Changes in ground-level PM mass concentration and column aerosol optical depth over East Asia during 2004-2014

Abstract

Multi-year records of moderate resolution imaging spectroradiometer (MODIS), ground-based particulate matter mass concentration, cloud-aerosol lidar with orthogonal polarization (CALIOP), and ground-level lidar were analyzed to investigate seasonal and annual change of aerosol optical depth (AOD), Ångström exponent (Å), aerosol extinction coefficient, and particulate matter (PM10, PM2.5) mass concentration over East Asia. Least mean square (LMS) fit method is applied to detect the trends and their magnitudes for each selected regions and stations. Eleven-year MODIS measurements show mostly increasing AOD trend as well as Å trend, especially over the east coastal industrialized region in China, of 1.18 % yr-1 and 0.98 % yr-1, respectively. Seasonal and monthly variation of AOD show maximum value at April-July over East Asia, which were related to progress of summer monsoon rain band and stationary continental air mass on the northeast of Asia.
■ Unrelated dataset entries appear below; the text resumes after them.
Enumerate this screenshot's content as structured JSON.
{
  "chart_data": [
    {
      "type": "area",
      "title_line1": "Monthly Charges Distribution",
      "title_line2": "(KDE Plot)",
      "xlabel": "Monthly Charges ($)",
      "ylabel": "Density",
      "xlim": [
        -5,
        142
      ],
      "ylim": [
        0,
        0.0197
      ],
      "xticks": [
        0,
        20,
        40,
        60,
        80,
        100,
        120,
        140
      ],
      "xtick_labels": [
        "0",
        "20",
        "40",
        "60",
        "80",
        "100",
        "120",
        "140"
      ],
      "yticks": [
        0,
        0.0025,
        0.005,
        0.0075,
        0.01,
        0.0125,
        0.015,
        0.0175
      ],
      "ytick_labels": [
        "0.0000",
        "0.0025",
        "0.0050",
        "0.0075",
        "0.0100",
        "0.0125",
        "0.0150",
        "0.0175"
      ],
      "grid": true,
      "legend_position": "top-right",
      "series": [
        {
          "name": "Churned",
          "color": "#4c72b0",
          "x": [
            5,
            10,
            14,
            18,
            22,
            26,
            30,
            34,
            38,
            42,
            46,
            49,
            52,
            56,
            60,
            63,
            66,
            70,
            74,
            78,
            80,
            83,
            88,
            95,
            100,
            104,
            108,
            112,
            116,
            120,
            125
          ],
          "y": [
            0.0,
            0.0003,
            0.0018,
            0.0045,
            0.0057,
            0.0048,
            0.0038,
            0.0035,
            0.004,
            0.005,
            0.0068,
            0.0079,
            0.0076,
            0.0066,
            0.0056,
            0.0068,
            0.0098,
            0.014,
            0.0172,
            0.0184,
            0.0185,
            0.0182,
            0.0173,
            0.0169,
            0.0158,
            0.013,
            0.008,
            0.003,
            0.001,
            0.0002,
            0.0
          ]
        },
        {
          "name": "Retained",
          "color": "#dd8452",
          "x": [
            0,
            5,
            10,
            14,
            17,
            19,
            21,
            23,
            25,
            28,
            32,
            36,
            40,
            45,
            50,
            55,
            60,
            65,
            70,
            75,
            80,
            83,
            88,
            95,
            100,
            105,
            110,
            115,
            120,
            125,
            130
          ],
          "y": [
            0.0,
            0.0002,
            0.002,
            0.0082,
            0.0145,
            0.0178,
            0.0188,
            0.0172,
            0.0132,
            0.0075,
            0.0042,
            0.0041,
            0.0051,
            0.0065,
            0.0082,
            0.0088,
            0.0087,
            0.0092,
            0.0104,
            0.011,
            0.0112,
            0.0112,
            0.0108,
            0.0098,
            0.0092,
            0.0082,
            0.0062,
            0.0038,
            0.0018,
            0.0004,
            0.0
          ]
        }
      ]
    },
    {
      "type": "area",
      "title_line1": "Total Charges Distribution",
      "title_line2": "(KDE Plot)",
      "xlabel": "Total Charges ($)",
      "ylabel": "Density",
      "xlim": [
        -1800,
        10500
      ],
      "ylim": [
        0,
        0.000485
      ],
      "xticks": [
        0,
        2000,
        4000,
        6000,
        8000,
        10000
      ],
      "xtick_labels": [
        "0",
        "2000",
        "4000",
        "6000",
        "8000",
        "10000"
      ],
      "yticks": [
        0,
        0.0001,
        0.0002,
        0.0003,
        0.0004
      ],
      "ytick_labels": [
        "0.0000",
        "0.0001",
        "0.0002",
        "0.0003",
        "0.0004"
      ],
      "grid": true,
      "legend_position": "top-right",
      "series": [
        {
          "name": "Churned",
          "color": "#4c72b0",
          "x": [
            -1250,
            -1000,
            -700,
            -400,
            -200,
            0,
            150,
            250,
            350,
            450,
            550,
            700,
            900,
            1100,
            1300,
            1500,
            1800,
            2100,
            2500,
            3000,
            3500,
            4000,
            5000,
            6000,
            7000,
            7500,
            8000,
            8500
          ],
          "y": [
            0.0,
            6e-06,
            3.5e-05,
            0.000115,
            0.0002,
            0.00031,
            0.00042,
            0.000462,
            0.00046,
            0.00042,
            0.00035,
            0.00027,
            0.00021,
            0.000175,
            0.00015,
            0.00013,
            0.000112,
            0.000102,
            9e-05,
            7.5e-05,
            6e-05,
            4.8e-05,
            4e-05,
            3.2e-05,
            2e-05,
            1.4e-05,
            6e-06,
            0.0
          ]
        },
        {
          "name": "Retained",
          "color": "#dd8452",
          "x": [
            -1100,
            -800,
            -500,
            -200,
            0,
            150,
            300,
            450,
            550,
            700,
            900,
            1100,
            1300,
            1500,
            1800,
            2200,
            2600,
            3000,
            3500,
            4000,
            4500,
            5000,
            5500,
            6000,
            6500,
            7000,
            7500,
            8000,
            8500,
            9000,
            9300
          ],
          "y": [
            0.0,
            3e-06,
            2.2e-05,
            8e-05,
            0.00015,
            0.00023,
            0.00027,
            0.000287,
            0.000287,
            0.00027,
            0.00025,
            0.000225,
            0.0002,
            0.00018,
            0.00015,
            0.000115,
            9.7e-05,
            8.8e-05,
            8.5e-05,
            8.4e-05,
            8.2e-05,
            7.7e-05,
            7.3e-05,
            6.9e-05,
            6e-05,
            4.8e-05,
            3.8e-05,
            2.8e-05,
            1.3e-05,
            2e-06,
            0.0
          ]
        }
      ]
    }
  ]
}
Increasing trends of AOD were found for eight China stations (0.80 % yr-1), Seoul, Korea (0.40 % yr-1), but no trend were shown in Gosan station and decreasing trend was shown in Japan (-0.42 % yr-1). Decreasing PM10 mass concentration trend were shown in China, Korea, and Japan of -1.28 % yr-1, -2.77 % yr-1, and -2.03 % yr-1, respectively. Also, PM2.5 mass concentration show significant decreasing trend of about -1.16 % yr-1 over East Asia. Interestingly, significant decreasing trend in surface PM10 and PM¬2.5 mass concentration over China stations (-1.28 % yr-1) do not agreed well with the trends of MODIS-derived AOD (0.80 % yr-1). AOD estimated for planetary boundary layer (PBL-AOD) from CALIOP measurements over East China show decreasing trend of -1.71 % yr-1, wherever AOD estimated for free troposphere (FT-AOD) show increasing trend of 2.92 % yr-1. In addition, ground-level lidar in Seoul (SNU-L) show decreasing PBL-AOD trend of -2.57 % yr-1 and increasing FT-AOD trend of -0.40 % yr-1. This significant decreasing PBL-AOD and increasing FT-AOD trend is attributable to the relative contribution of complex processes that possibly include change in surface wind speed, total rainy days, atmospheric and hydrological cycle, and East Asian summer monsoon over East Asia.